There’s always a danger that comes with rock stars trying to meet their heroes. For every rock star who might be grateful for anyone who listens to their music, there are always a few known to be standoff-ish, wanting nothing more than to be left alone when they finish painting their masterpieces. While Stevie Nicks may have been compassionate to every fan she has, she thought one of her career highlights came when one rock legend confirmed her credentials as a frontwoman.

Throughout her career, though, Nicks had always been on the softer side of rock and roll in Fleetwood Mac. For all of the great blues rock the band had made before Nicks and Lindsey Buckingham came into the picture, Nicks was known for penning some of the biggest ballads the band ever had, usually playing to her strengths as a lyricist and world-builder on songs like ‘Dreams’ and ‘Rhiannon’.

While Rumours gave every songwriter in the band an outlet to vent their frustrations at their former lovers, Nicks would get to showcase her intensity on songs like ‘Gold Dust Woman’ creating a mystical atmosphere across the track before wailing like a white witch towards the end of the track. Then again, that was just a small taste of what she could do on her own.

Breaking free from the shackles of The Mac in the early 1980s, Nicks’ first album, Bella Donna, saw her taking on the role of a rock and roll superstar, featuring her iconic duet with Tom Petty on ‘Stop Draggin’ My Heart Around’ and finding time to make her own classics like ‘The Edge of Seventeen’. Even when working with Prince later, Nicks would have to defend herself as a rocker, especially at the expense of her contemporaries like Petty.

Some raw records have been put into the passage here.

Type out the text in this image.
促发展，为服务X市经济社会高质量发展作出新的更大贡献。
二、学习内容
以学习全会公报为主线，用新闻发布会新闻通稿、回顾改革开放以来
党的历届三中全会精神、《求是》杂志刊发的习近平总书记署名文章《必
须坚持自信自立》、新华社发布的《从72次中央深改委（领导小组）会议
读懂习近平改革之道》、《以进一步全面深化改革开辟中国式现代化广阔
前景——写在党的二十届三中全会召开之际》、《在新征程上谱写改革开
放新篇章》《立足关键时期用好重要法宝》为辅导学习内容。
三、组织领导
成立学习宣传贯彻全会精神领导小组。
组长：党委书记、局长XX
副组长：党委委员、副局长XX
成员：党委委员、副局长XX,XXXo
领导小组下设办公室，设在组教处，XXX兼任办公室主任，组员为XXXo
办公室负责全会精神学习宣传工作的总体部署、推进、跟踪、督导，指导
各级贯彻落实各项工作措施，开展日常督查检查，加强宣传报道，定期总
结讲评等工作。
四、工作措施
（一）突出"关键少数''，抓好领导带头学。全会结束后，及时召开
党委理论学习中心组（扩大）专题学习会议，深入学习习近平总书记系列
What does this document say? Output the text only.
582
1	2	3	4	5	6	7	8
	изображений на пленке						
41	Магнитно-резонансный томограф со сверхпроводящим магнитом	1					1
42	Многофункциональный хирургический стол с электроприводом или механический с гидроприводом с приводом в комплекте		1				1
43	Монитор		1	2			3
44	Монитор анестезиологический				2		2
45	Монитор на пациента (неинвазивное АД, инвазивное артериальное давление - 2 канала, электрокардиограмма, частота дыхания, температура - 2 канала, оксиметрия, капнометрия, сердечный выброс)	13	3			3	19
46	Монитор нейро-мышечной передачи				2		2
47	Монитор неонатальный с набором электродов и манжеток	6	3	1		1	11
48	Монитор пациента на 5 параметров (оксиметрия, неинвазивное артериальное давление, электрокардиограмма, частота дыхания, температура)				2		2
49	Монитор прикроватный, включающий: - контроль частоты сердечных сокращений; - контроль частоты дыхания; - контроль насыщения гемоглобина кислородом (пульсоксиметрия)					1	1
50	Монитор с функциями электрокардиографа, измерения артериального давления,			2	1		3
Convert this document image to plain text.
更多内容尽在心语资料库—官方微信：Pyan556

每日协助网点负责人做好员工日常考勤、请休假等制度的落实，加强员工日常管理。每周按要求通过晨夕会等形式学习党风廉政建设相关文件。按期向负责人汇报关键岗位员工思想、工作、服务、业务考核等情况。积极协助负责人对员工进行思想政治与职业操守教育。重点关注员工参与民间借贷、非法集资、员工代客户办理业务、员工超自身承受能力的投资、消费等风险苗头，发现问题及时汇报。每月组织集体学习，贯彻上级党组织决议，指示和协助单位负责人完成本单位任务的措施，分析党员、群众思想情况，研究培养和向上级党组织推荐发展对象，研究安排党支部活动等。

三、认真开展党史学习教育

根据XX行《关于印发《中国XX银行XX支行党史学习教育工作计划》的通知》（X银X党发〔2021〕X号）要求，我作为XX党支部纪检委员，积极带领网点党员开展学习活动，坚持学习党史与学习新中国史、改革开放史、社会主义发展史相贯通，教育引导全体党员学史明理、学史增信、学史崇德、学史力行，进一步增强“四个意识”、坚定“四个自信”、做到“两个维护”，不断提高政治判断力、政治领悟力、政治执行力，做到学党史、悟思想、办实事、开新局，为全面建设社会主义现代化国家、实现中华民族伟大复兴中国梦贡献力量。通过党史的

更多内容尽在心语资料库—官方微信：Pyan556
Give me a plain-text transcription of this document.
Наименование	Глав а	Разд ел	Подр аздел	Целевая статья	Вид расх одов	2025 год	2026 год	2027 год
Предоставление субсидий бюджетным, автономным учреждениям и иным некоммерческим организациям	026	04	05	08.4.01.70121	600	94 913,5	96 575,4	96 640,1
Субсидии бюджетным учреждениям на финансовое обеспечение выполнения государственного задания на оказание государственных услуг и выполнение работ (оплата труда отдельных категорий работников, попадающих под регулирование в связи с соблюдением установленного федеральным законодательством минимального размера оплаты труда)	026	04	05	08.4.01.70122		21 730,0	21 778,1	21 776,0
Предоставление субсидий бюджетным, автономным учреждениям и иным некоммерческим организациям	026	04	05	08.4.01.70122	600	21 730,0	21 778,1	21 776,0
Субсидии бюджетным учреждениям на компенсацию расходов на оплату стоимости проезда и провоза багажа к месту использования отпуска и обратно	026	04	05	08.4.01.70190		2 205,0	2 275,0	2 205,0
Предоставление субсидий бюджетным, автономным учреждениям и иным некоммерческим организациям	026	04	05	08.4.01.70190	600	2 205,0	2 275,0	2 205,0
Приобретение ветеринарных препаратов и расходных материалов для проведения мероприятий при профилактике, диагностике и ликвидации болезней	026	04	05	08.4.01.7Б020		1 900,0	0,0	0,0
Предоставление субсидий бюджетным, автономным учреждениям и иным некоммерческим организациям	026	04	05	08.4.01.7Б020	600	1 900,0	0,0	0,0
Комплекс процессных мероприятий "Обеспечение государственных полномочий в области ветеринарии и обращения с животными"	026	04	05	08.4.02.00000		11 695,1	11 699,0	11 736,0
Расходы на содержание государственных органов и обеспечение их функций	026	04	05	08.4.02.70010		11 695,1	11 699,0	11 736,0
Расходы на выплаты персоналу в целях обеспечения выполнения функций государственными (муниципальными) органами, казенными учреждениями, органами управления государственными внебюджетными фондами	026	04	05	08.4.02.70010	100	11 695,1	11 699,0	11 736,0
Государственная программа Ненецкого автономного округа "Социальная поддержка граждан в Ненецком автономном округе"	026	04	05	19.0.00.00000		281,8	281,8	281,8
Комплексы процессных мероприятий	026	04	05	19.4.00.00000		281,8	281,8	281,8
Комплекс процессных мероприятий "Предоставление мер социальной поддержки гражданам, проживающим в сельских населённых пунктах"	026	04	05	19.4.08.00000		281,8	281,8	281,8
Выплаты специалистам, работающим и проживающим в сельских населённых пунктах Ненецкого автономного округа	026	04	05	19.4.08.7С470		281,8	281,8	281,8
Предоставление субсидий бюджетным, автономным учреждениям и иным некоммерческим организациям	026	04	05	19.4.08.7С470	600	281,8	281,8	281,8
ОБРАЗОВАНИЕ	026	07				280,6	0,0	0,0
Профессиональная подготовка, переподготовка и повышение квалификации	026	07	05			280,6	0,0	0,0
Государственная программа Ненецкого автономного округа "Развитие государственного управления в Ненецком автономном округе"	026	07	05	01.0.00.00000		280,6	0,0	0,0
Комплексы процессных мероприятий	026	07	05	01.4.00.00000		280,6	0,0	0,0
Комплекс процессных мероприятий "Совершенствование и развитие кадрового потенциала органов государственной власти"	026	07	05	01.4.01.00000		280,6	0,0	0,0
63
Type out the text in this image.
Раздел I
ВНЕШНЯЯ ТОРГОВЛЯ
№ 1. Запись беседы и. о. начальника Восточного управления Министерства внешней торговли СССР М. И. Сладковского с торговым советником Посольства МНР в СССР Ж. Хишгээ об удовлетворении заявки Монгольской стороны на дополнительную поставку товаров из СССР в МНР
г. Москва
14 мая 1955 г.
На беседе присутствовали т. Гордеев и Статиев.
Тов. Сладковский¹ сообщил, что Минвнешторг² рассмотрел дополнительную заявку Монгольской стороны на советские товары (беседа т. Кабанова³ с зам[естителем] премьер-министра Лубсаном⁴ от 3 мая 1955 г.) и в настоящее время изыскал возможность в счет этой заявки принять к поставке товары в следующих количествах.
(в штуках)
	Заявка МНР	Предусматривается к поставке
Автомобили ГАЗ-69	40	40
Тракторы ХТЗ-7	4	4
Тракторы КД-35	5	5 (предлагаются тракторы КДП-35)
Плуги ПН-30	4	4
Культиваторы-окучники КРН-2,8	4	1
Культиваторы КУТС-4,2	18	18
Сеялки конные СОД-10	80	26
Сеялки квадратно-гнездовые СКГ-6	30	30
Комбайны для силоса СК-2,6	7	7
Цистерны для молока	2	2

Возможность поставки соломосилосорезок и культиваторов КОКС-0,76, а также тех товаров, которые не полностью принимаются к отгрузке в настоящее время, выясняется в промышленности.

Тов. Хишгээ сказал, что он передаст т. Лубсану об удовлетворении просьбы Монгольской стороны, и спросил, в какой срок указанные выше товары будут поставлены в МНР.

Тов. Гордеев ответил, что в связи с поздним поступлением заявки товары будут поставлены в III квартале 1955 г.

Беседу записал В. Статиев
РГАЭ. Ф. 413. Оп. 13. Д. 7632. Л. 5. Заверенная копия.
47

By the time she went out on the road in the 2000s, many songs on her setlist saw her taking on many rock covers in her setlist. Outside of the Petty-penned ‘I Need To Know’, Nicks would try to play the Led Zeppelin classic ‘Rock and Roll’, bringing the house down at every show for the rest of the tour.

While Zeppelin’s classic rock and roll shuffle is one of the most covered songs in garage band history, Nicks got the ultimate compliment when she got the chance to perform the song with Robert Plant waiting in the wings. Compared to the other versions that he has played and heard over the years, Nicks felt validated when Plant finally gave her recognition by telling her how fierce her take on the song was.

In her biography Gold Dust Woman, Nicks remembered Plant’s compliment as one of the best moments of her musical career, saying, “Robert Plant was there on the side of the stage, and he congratulated me after our performance. He told me I did a great job. That meant the world to me–one of the great rock and roll moments of my life. I think Robert Plant and I are kindred spirits”.

Beyond her performance that night, Nicks would continue to put that signature rock bombast into every song she sang, often sounding like a blend between Joni Mitchell and Janis Joplin when working through songs like ‘Stand Back’ or ‘The Chain’. Nicks may have sung plenty of ballads in her life, but she has always felt most at home with a heavy backbeat behind her.